Despite the best endeavours, too, of the chocolate egg producers, Easter has otherwise and to substantial degree resisted the commercialisation of its winter sister.
But there is one striking difference between the two main traditions of Christianity.
For Catholics, Easter, and one’s daily living faith, is very much about the Passion. You have a crucifix above your bed. You walk the Stations of the Cross. The iconography is overwhelmingly of a dead Saviour, pale, passive, wounded, seemingly defeated.
In Protestantism, the Christian cross bears no tortured Christ. Historically the pulpit, not an altar, was central to Presbyterian churches. And, at Easter and indeed each Lord’s Day, we gather to hail the Risen Lord, ‘Who,’ as the Apostle Paul wrote to the believers in Rome, ‘was delivered for our offences, and raised again for our justification.’
There are broadly three understandings of the Gospel. One is inherent righteousness. Everyone is basically good, there is no such thing as original sin, and we just need to be nicer to each other.
Even today – though their congregations are fast emptying – versions of this faith (the technical term is Pelagianism) are still preached.
Then there is infused righteousness. You physically receive Christ in the Mass, and are thereby saved.
THE Protestant understanding is imputed righteousness. The Sinless One became the sin-bearer. The justice of God was spent on Him – from the agony of Gethsemane to the final cry of ‘It is finished’ – and, as a poor but righteous man once said, ‘He die. Me no die’.

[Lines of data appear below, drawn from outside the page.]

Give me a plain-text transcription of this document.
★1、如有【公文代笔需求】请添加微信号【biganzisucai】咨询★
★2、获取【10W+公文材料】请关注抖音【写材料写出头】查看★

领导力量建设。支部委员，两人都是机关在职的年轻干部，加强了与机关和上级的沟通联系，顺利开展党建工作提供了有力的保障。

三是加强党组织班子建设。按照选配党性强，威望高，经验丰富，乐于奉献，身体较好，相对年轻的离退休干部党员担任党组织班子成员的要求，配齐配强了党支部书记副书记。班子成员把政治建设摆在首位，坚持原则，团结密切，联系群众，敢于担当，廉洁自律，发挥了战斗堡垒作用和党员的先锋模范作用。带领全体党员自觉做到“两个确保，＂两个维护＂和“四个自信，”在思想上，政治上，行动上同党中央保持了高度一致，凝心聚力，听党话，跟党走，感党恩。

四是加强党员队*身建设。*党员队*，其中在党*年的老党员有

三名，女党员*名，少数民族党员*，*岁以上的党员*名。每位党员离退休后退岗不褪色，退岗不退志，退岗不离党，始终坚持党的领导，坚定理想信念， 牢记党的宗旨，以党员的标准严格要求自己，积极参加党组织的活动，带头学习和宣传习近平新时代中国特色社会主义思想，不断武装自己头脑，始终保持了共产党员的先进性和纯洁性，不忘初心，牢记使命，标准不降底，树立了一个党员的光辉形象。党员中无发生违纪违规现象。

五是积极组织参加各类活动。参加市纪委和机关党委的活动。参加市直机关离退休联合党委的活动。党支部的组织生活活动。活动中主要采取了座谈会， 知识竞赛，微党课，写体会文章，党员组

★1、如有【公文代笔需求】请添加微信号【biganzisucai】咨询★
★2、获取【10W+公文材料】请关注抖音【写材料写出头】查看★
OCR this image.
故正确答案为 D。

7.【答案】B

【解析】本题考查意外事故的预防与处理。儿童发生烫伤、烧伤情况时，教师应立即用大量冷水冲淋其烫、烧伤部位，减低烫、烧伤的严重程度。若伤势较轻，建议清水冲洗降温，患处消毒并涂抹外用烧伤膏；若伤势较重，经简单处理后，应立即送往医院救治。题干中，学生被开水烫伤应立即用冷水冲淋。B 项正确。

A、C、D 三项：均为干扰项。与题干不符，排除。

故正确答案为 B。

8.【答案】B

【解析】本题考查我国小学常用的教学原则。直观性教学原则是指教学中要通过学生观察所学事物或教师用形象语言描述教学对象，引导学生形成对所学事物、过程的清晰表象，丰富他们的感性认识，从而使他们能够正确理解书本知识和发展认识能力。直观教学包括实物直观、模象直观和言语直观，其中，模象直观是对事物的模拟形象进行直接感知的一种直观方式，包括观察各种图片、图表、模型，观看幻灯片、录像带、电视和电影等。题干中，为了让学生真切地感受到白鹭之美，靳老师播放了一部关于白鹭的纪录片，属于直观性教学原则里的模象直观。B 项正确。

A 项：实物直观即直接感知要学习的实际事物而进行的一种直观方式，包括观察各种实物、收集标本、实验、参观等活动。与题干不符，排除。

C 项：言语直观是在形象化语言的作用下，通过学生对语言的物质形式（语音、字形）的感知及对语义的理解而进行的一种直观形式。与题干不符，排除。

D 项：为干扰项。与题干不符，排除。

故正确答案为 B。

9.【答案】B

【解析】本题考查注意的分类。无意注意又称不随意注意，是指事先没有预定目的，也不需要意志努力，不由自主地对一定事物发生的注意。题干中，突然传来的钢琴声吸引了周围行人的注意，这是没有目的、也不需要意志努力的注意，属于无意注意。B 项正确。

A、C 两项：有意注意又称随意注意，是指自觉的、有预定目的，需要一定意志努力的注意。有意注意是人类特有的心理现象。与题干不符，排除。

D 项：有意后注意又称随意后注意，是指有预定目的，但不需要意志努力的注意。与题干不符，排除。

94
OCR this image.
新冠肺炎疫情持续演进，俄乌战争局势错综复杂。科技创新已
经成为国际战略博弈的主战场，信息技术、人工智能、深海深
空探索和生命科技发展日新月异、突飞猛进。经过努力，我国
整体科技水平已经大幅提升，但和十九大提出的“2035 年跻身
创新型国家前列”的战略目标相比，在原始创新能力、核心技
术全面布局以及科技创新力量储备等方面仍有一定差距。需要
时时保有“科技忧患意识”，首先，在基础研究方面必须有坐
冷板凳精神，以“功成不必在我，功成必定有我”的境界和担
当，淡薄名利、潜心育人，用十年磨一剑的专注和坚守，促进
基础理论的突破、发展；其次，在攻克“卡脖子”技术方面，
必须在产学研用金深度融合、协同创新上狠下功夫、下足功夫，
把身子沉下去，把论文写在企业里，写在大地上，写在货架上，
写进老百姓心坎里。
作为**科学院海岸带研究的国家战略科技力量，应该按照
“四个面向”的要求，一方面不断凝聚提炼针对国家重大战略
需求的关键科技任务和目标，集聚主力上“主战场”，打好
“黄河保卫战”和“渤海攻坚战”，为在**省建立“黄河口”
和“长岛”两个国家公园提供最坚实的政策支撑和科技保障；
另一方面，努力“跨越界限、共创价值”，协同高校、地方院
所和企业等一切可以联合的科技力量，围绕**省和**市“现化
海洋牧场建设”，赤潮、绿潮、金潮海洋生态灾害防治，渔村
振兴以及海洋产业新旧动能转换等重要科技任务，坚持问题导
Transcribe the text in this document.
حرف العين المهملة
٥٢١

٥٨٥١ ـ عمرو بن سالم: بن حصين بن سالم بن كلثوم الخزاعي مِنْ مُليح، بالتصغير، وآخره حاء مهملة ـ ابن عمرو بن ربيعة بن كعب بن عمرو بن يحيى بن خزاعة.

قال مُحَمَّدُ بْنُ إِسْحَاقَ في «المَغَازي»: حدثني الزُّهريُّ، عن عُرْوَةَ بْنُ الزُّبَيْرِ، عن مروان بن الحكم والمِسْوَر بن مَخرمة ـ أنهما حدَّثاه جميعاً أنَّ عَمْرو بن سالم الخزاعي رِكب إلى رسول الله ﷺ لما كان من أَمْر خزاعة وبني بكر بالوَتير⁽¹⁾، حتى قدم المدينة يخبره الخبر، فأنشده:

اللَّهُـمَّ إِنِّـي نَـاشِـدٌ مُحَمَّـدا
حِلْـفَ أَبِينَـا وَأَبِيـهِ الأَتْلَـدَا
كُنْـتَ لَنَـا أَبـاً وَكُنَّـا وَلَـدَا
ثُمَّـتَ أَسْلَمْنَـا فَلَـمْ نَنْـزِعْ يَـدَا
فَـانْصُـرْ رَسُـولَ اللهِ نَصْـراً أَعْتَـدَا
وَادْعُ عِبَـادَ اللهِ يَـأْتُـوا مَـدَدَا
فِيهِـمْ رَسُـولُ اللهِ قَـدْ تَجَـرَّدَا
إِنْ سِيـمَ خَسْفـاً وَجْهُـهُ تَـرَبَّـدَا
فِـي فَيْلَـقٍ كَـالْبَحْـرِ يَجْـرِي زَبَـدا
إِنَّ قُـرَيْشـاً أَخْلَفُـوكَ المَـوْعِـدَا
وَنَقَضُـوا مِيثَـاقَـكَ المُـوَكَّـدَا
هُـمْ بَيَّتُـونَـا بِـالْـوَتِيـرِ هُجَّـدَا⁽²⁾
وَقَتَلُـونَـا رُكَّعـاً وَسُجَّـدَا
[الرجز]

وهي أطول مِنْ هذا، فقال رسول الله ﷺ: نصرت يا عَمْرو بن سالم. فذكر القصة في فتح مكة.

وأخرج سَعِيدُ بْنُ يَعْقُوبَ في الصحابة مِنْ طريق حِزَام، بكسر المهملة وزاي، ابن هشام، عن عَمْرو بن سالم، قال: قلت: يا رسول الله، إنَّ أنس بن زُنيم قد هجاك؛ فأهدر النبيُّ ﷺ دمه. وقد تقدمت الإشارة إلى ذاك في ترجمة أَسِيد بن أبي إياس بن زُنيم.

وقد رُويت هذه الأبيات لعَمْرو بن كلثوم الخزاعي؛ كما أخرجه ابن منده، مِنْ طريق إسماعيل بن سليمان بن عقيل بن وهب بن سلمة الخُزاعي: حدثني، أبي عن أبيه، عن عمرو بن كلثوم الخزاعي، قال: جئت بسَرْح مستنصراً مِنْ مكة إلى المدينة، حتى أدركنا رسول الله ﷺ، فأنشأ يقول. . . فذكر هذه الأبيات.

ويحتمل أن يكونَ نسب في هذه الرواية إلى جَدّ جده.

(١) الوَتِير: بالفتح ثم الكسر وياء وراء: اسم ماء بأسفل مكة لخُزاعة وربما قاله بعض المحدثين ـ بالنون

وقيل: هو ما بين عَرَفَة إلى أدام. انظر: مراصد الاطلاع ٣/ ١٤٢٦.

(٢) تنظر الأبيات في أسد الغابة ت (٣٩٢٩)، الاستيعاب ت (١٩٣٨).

The Resurrection was the vindication: proof that the Triune God was satisfied with the sacrifice at Calvary. And it was also the birth of the New Testament Church – and on very different lines to the old one.
Men and women were not segregated. Circumcision of boys gave way to baptism for all. Animal sacrifices – a foreshadowing of the Cross – at once ceased and even the requirement for a ‘minyan’ – the minimum quorum of males necessary for public worship to be held – was rescinded.
But all this hinges on a man who was indubitably, utterly dead and came back emphatically to life. Who was seen by dozens of people. On one occasion, by more than 500 people.
Jesus’s disciples, hours before the Cross, scattered for their lives and disowned him. Yet the same men, days later – having seen the risen Christ – were preaching to all who would listen. They would brave imprisonment, beatings, torture, and even death itself rather than worship the Emperor, succumb to the High Priest or deny that Jesus was risen indeed.
The Gospel will never be a popular message. To many, it is positively ridiculous and even Paul, writing to the church in Corinth, observed, ‘For the preaching of the cross is to them that perish foolishness; but unto us which are saved it is the power of God.’
Of course it is good to enjoy days off work, an outing to Largs, a paddle on the beach and time with the children.
I too shall lay in a gigot and, in the course of the weekend, some chocolate may well be harmed in the making of that movie.
But beyond family happiness, balmy spring, new beginnings and the core doctrine of the Christian faith, blessed, regained normality stands.